Что еще мог сказать человек с таким ублюдочным и преступным лицом? Андрей жестко ему ответил:
– Да ты совсем что ли оæ¥ел! Не тебе её судить! Она еще вежливо с тобой обошлась, учитывая в каком виде ты к ней явился. Как ты мог, ишачий хвост, прийти к ней пьяный вдрызг, а?! Хули ты нажрался как свинья!?
– Ну нажрался, что тут поделаешь, – с достоинством отвечал Ярошенко, так, будто речь шла за некий общественно полезный труд.
Андрей предъявил за растраты по аптекам, но Ярошенко, перебивая руководителя, яростно жестикулируя, отрицал все, что про него «наговорили», нагромождая одну ложь поверх другой, и призывая в свидетели…

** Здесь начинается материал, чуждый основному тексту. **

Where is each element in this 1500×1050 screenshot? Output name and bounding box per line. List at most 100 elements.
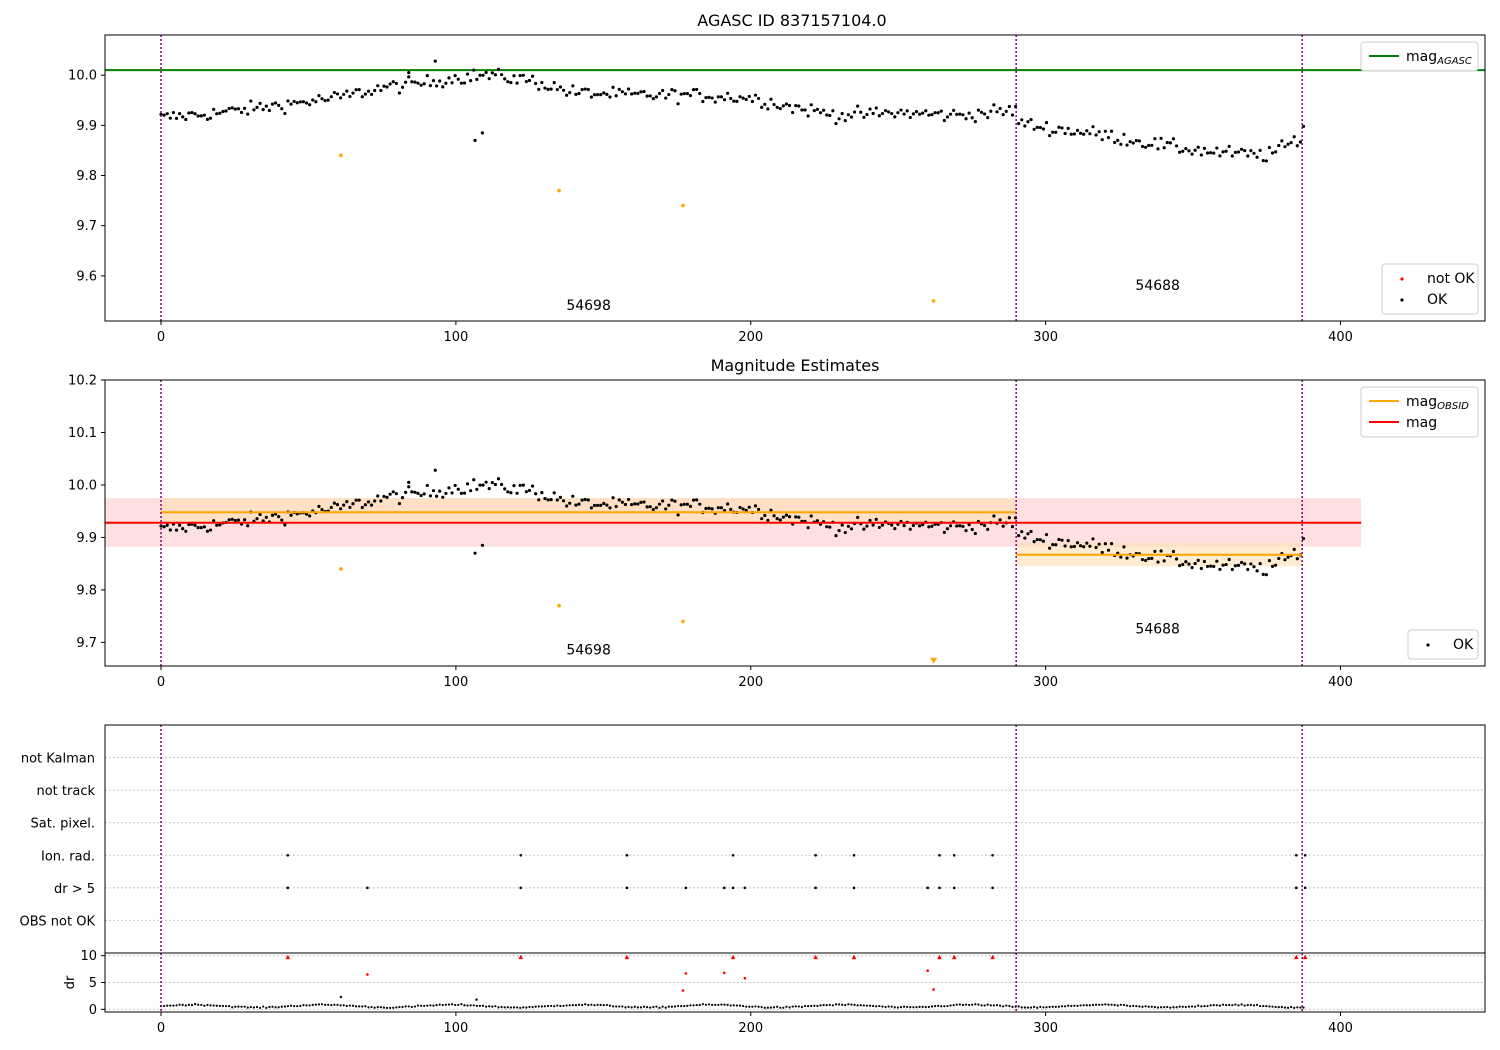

– Кстати, свидетели! – сказал Андрей и набрал Паперно, но тот, услыхав, что нужно вывести на чистую воду Ярошенко, отключился.
Андрей расценил это как трусость, и, учитывая невозможность взыскать растраченные деньги (Ренат и Паперно донельзя запутали ситуацию), произнес любимую фразу: «мы расстаемся, навсегда, мы больше не можем быть вместе», и предложил Ярошенко написать заявление по собственному желанию. Долго бы еще увольняемый оправдывался, громким голосом проклиная всех и вся; но Андрей озлился, вспомнив про недостачу, в создание которой этот увольняемый внес посильную лепту:
– Слушай сюда, ворюга! Не хочешь ли ты отчитаться за деньги, которые прогулял в Казани?! А может, мне стоит съездить к нашим подрядчикам и спросить, где в смете зашит сороковник для тебя? Или там полтинник сидит? А? Да я тебе блядь башку снесу! Пи$Δуй, пока ветер без камней! «До свидания» пишется раздельно!
Андрей замахнулся, но на пандусе было слишком много свидетелей. И он зашагал прочь в сторону «бункера».
– Да, но… – вздохнул Ярошенко, и взгляд его округлившихся глаз с беспокойством устремился в неизвестное будущее.